Research
What I do:

Traditionally, rich, constraint-based grammatical resources have been hand-coded. Scaling such resources beyond toy fragments to unrestricted, real text is knowledge-intensive, time-consuming and expensive.

The work reported in my thesis is part of a larger project to automate as much as possible the construction of wide-coverage, deep, constraint-based grammatical resources from treebanks. The Penn-II treebank is a large collection of parse-annotated newspaper text. We have designed a Lexical-Functional Grammar (LFG) f-structure annotation algorithm to automatically annotate this treebank with f-structure information approximating to basic predicate-argument or dependency structures. We then use the f-structure-annotated treebank resource to automatically extract grammars and lexical resources for parsing new text into f-structures.

We have designed and implemented the Treebank Tool Suite (TTS) to support the linguistic work that seeds the automatic f-structure annotation algorithm and the F-Structure Annotation Tool (FSAT) to validate and visualise the results of automatic f-structure annotation.

We have designed and implemented two PCFG-based probabilistic parsing architectures for parsing unseen text into f-structures: the pipeline and the integrated model. Both architectures parse raw text into basic, but possibly incomplete, predicate-argument structures ("proto f-structures") with long distance dependencies (LDDs) unresolved.

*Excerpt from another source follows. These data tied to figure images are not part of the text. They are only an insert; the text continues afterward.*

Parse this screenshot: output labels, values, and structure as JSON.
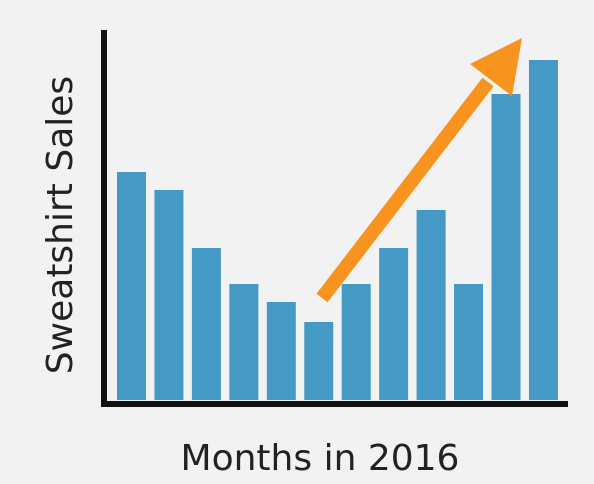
{
  "chart_data": {
    "type": "bar",
    "x_label": "Months in 2016",
    "y_label": "Sweatshirt Sales",
    "categories": [
      null,
      null,
      null,
      null,
      null,
      null,
      null,
      null,
      null,
      null,
      null,
      null
    ],
    "values": [
      228,
      210,
      152,
      116,
      98,
      78,
      116,
      152,
      190,
      116,
      306,
      340
    ],
    "color": "#4499c5",
    "ylim": [
      0,
      370
    ]
  }
}
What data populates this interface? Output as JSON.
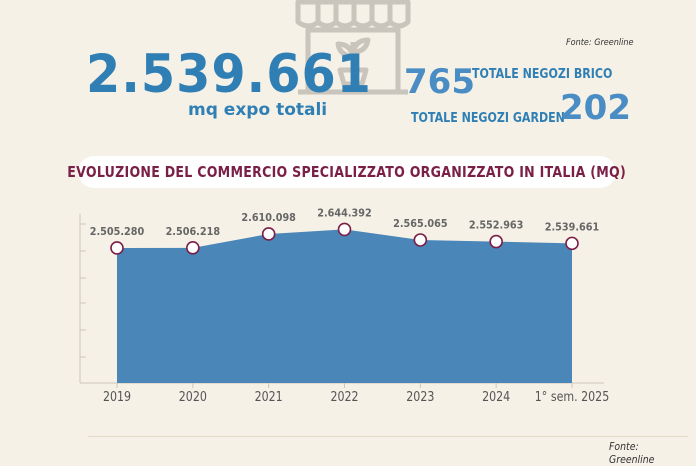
{
  "header": {
    "big_total": "2.539.661",
    "big_total_label": "mq expo totali",
    "source_top": "Fonte: Greenline",
    "brico_value": "765",
    "brico_label": "TOTALE NEGOZI BRICO",
    "garden_value": "202",
    "garden_label": "TOTALE  NEGOZI GARDEN"
  },
  "chart_data": {
    "type": "area",
    "title": "EVOLUZIONE DEL COMMERCIO SPECIALIZZATO ORGANIZZATO IN ITALIA (MQ)",
    "categories": [
      "2019",
      "2020",
      "2021",
      "2022",
      "2023",
      "2024",
      "1° sem. 2025"
    ],
    "values": [
      2505280,
      2506218,
      2610098,
      2644392,
      2565065,
      2552963,
      2539661
    ],
    "data_labels": [
      "2.505.280",
      "2.506.218",
      "2.610.098",
      "2.644.392",
      "2.565.065",
      "2.552.963",
      "2.539.661"
    ],
    "xlabel": "",
    "ylabel": "",
    "grid": false,
    "fill_color": "#4a86b8",
    "marker_color": "#7a1f46"
  },
  "footer": {
    "source": "Fonte: Greenline"
  }
}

We have designed and implemented a method for automatically resolving LDDs at f-structure level based on a finite approximation of functional uncertainty equations automatically acquired from the f-structure-annotated treebank resource.

We have also ported our grammar induction methodology to German and the TIGER treebank resource.

We have developed a method for treebank-based, wide-coverage, deep, constraint-based grammar acquisition. The resulting PCFG-based LFG approximations parse the Penn-II treebank with wider coverage (measured in terms of complete spanning parse) and parsing results comparable to or better than those achieved by the best hand-crafted grammars, with, we believe, considerably less grammar development effort. We believe that our approach successfully addresses the knowledge-acquisition bottleneck (familiar from rule-based approaches to AI and NLP) in wide-coverage, constraint-based grammar development. Our approach can provide an attractive, wide-coverage, multilingual, deep, constraint-based grammar acquisition paradigm.